Czy prezydent Warszawy, Rafał Trzaskowski potrzebuje dodatkowej ochrony? Nie zostało to jeszcze ustalone po środowym incydencie, do jakiego doszło z udziałem mieszkańca Poznania.
Jak udało się ustalić śledczym z wydziału kryminalnego, 41-leni mieszkaniec Poznania w rozmowie telefonicznej z pracownikiem biura Prezydenta RP zagroził śmiercią prezydentowi Warszawy Rafałowi Trzaskowskiemu. W rozmowie padły słowa “Jeśli prezydent Duda nie zrobi czegoś z Trzaskowskim, to ja go zabiję”. Sprawa zakończyła się zatrzymaniem mężczyzny w jego mieszkaniu.

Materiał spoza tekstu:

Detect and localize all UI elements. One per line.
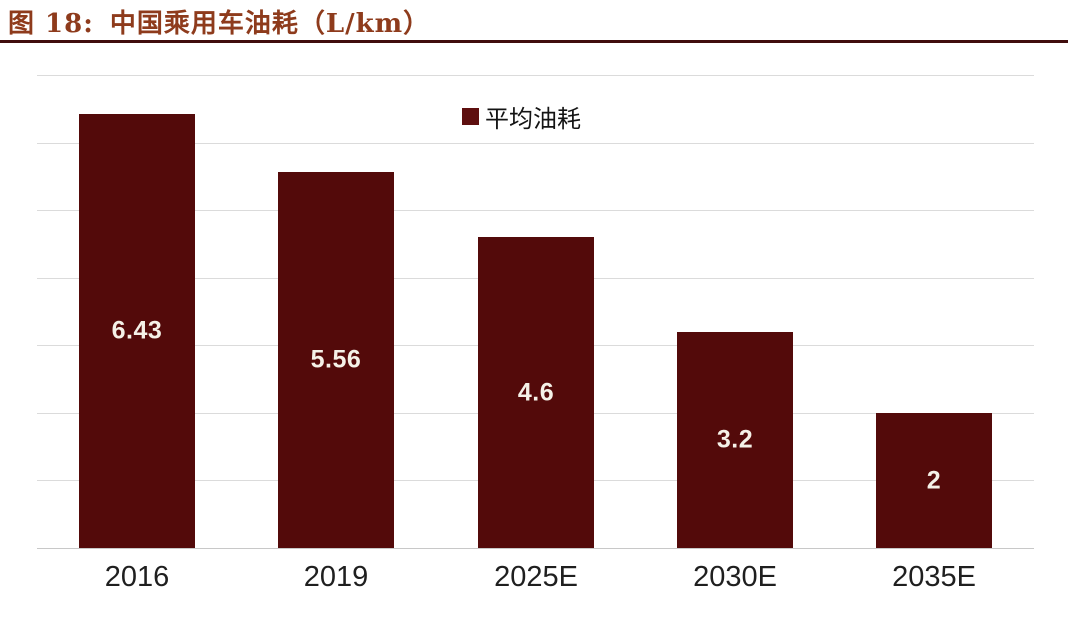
x-axis-tick-label: 2030E [693, 561, 777, 593]
chart-legend: 平均油耗 [462, 99, 581, 134]
bar-2019: 5.56 [278, 172, 394, 548]
x-axis-tick-label: 2035E [892, 561, 976, 593]
figure-header: 图 18: 中国乘用车油耗（L/km） [8, 3, 430, 40]
gridline [37, 75, 1034, 76]
x-axis-tick-label: 2025E [494, 561, 578, 593]
legend-series-label: 平均油耗 [485, 105, 581, 133]
title-divider-rule [0, 40, 1068, 43]
bar-value-label: 6.43 [111, 316, 163, 345]
figure-title: 中国乘用车油耗（L/km） [109, 9, 431, 39]
bar-2030E: 3.2 [677, 332, 793, 548]
gridline [37, 210, 1034, 212]
x-axis-line [37, 548, 1034, 549]
plot-area: 6.43 5.56 4.6 3.2 2 [37, 75, 1034, 549]
legend-swatch-icon [462, 108, 479, 125]
bar-value-label: 3.2 [716, 425, 754, 454]
x-axis-tick-label: 2016 [104, 561, 170, 593]
bar-value-label: 4.6 [517, 378, 555, 406]
bar-2025E: 4.6 [478, 237, 594, 548]
bar-value-label: 5.56 [310, 345, 362, 374]
x-axis-labels: 2016 2019 2025E 2030E 2035E [37, 561, 1034, 597]
x-axis-tick-label: 2019 [303, 561, 369, 593]
bar-2016: 6.43 [79, 114, 195, 548]
bar-value-label: 2 [926, 466, 942, 494]
gridline [37, 142, 1034, 144]
bar-2035E: 2 [876, 413, 992, 548]
figure-number-label: 图 18: [8, 9, 94, 39]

Z ustaleń funkcjonariuszy wynika, iż zatrzymany mieszkaniec Poznania to rencista na bezrobociu, w Poznaniu mieszka sam. W rozmowie z kancelarią Prezydenta RP nie szczędził ostrych słów i krytycznych opinii pod adresem kandydata KO na prezydenta RP. W trakcie trwania dyskusji rzucił nawet groźbą o pozbawienie życia.
Dzisiaj mężczyzna miał usłyszeć postawione mu zarzuty.
Sam prezydent nie zdecydował się na skomentowanie całej tej sytuacji. Skupia wszystkie siły na pozytywnej kontynuacji swojej kampanii.